Buchmeinung zu Eric Berg – »Rote Sonne«

»Rote Sonne« ist ein Kriminalroman von Eric Berg, der 2026 im Limes Verlag erschienen ist. Dies ist der zweite Band um den ehemaligen Kriminalinspektor Fabio »Flaco« Lozano.

Zum Autor:
Eric Berg ist das Pseudonym des deutschen Schriftstellers Eric Walz. Eric Walz, geboren 1966 im Taunus, lebt in Berlin und auf Gran Canaria.

Zum Inhalt:
Fabio »Flaco« Lozano arbeitet als Sicherheitschef einer Hotelkette. Als bei einer Feier im Hotel auf Fuerteventura eine Frau vergiftet wird, nimmt Flaco die Ermittlungen auf.
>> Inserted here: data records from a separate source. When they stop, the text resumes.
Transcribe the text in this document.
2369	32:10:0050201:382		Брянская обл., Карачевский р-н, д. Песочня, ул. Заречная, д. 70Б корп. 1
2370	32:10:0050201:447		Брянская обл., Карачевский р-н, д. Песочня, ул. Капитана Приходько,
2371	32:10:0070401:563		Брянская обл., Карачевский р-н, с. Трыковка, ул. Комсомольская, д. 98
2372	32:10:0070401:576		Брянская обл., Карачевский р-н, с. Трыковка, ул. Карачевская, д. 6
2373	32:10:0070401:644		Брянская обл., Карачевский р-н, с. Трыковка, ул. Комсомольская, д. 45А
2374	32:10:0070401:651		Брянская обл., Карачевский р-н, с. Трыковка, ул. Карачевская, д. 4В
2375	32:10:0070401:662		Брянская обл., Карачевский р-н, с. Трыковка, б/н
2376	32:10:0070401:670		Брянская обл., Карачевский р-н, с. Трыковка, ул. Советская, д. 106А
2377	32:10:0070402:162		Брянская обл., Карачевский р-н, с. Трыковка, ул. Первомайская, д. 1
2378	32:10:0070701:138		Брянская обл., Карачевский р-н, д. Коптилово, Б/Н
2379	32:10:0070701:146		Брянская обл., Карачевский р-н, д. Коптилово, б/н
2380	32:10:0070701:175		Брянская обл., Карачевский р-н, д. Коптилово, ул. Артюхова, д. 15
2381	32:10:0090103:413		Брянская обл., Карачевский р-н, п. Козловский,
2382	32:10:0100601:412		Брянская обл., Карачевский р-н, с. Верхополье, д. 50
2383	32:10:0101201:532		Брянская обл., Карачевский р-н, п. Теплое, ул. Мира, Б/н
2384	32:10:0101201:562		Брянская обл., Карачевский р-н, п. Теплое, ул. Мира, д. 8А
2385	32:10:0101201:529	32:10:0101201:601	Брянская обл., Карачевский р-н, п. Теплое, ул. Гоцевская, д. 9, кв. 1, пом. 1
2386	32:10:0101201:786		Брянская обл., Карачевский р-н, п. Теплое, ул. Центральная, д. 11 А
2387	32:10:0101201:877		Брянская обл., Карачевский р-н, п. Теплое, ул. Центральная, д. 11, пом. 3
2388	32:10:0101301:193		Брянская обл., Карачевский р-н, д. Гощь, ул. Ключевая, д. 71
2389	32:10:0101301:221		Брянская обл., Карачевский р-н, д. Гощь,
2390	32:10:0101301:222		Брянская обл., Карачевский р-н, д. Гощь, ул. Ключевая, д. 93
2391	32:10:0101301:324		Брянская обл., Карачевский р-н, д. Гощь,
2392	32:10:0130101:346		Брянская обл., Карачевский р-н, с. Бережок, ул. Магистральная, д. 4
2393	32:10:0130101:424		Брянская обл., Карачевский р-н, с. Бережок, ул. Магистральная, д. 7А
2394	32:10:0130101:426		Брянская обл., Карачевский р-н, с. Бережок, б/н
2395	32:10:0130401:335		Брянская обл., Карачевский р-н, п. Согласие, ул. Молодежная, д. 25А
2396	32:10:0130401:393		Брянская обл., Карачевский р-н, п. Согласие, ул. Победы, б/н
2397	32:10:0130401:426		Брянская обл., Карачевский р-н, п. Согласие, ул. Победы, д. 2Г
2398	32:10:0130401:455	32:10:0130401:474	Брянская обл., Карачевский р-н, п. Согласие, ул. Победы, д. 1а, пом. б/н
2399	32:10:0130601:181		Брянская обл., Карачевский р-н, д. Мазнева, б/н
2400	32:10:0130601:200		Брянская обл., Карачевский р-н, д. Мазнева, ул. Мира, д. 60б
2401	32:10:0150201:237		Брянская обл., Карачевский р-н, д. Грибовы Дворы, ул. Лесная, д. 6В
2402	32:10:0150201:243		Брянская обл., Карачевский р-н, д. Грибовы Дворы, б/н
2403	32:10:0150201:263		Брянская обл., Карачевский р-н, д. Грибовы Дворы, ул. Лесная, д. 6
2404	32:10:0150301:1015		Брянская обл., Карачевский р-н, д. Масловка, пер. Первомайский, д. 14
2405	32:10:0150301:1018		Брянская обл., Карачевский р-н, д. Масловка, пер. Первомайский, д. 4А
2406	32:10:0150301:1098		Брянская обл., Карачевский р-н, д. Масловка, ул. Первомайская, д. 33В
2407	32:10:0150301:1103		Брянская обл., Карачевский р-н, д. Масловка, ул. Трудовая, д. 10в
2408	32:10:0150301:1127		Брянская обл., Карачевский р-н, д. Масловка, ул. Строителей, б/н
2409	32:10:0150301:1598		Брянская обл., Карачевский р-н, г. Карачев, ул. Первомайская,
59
Bei einem weiteren Anschlag kommen weitere Menschen zu Tode, darunter auch seine Chefin. Nun wird Flaco auf überraschende Weise gefordert.

Meine Meinung:
Den ersten Band der Reihe habe ich noch nicht gelesen, hatte aber keinerlei Probleme bei der Lektüre. Auffallend ist der flapsige Ton des Ich-Erzählers Flaco Lozano, der trotzdem ernsthaft bei der Sache ist. Flaco ist mit dem leitenden Ermittler der Polizei seit Urzeiten befreundet und tauscht sich bei Bedarf mit ihm aus. Die Figuren sind meist interessant mit Ecken und Kanten gezeichnet. Die Handlung ist komplex und fordert vor allem psychisch einiges vom Detektiv. Er trifft auf Idole seiner Kindheit, die mittlerweile schwer vom Leben gekennzeichnet sind, auf Geheimdienstler und auf afrikanische Politiker im Exil, die an einem Umsturz arbeiten. Er schätzt seine Chefin, Donna Esmeralda, was auf Gegenseitigkeit beruht. Flaco mag sein Leben und wird im Tagesgeschäft von seiner Assistentin unterstützt. Er vertraut seinen Mitarbeitern und setzt auf sein Bauchgefühl und seine Intuition. Er wirkt sympathisch und kniet sich in die Ermittlungen rein. Es gibt etliche überraschende Wendungen und Spannung ist durchgängig vorhanden. Der Schreibstil ist atmosphärisch und macht Lust auf einen Urlaub auf den Kanaren. Am Ende steht ein etwas konstruiert wirkender Showdown, der eine nicht erwartete, aber überzeugende Lösung präsentiert.
Mich hat dieses Buch von Anfang an mitgenommen und sehr gut unterhalten. Insbesondere haben mich die Hauptfigur und der Erzählton überzeugt.

Fazit:
Ein Krimi von den Kanaren, der mich dank des flapsig wirkenden Erzähltons und der sympathischen Hauptfigur überzeugen konnte. Deshalb bewerte ich den Titel mit vier von fünf Sternen (80 von 100 Punkten) und spreche eine Leseempfehlung aus.